Lower described the species as follows:

♂♀. 38-40 mm. Head, palpi, thorax, legs and abdomen ochreous-fuscous, face with two narrow interrupted fuscous bars, thorax with two transverse anterior bands, anterior one very tine, posterior very broad, coxae densely hairy, posterior pair mixed with fuscous. Antennae fuscous-ochreous. Abdomen beneath more ochreous. Forewings elongate, moderately dilated, costa nearly straight, hindmargin gently rounded; ochreous, strongly infuscated throughout with fine fuscous and dark fuscous lines, becoming edged by an equal width of groundcolour on hind-marginal area, which gives the appearance of alternating ochreous and fuscous lines; lower edge of cell becoming very strongly infuscated, sometimes more or less continued as a thick streak to apex; a fine whitish-ochreous spot at end of cell; an outwardly curved row of fine black dots from 5/6 of costa to inner margin before anal angle : cilia ochreous-fuscous, with a hindmarginal row of black intervenal spots, more pronounced on underside.
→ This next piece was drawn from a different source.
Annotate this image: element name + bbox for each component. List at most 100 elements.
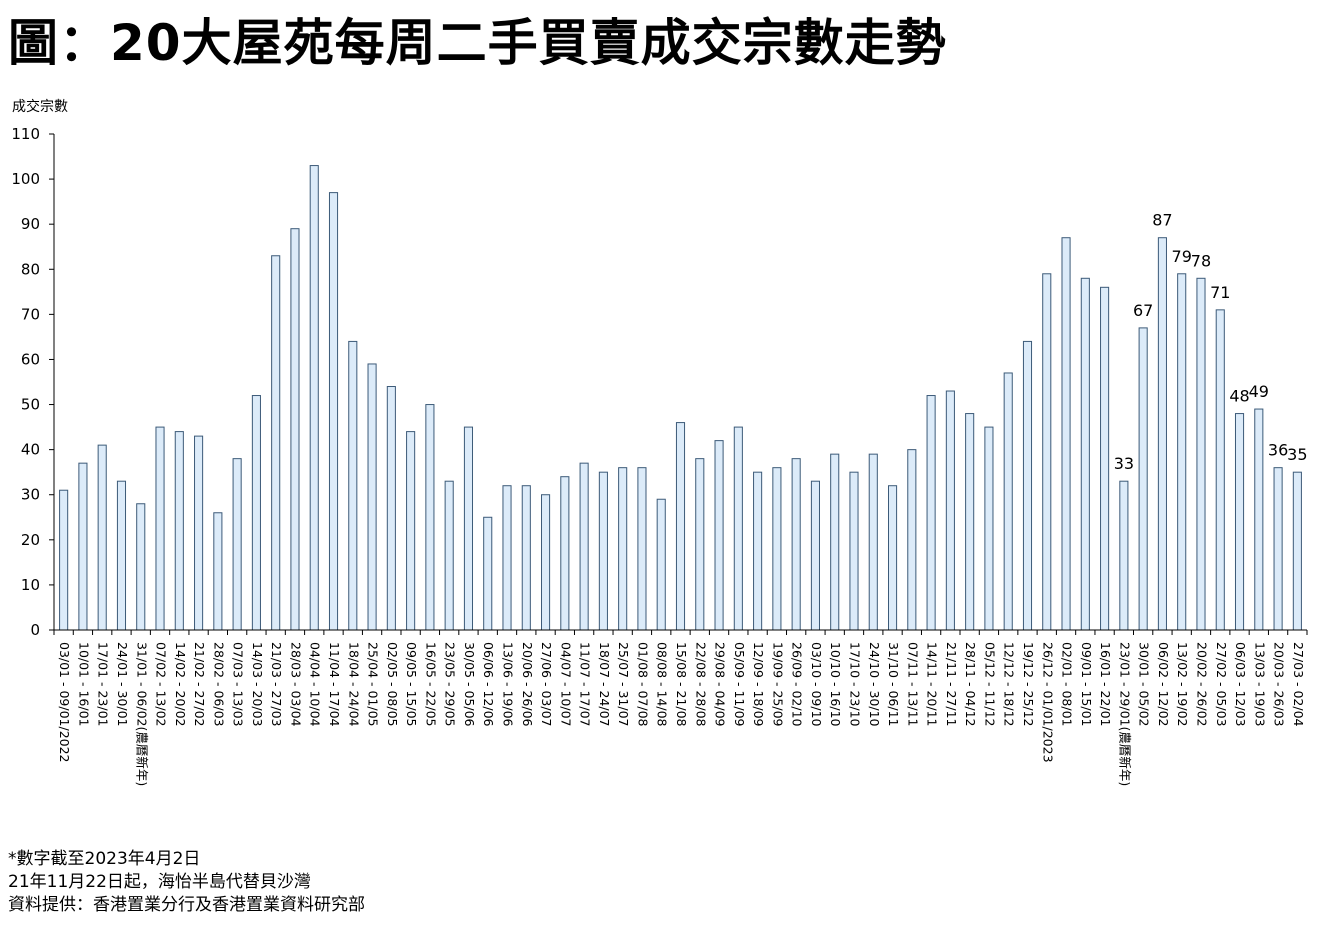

Hindwings with hindmargin very slightly waved; iridescent-whitish; a fine fuscous hindmarginal line; cilia whitish.

== Distribution ==
This species can be found in most parts of Australia including South Australia, Western Australia, New South Wales, Queensland, Tasmania and Norfolk Island. It is also found in New Zealand and the Cook Islands.

==Host species==
The larvae feed on agricultural plants, such as Saccharum officinarum and Poaceae species and are thus considered a pest.

== Predators and threats ==
In New Zealand the invasive wasps Polistes dominula and Polistes chinensis have been shown to predate L. stenographa.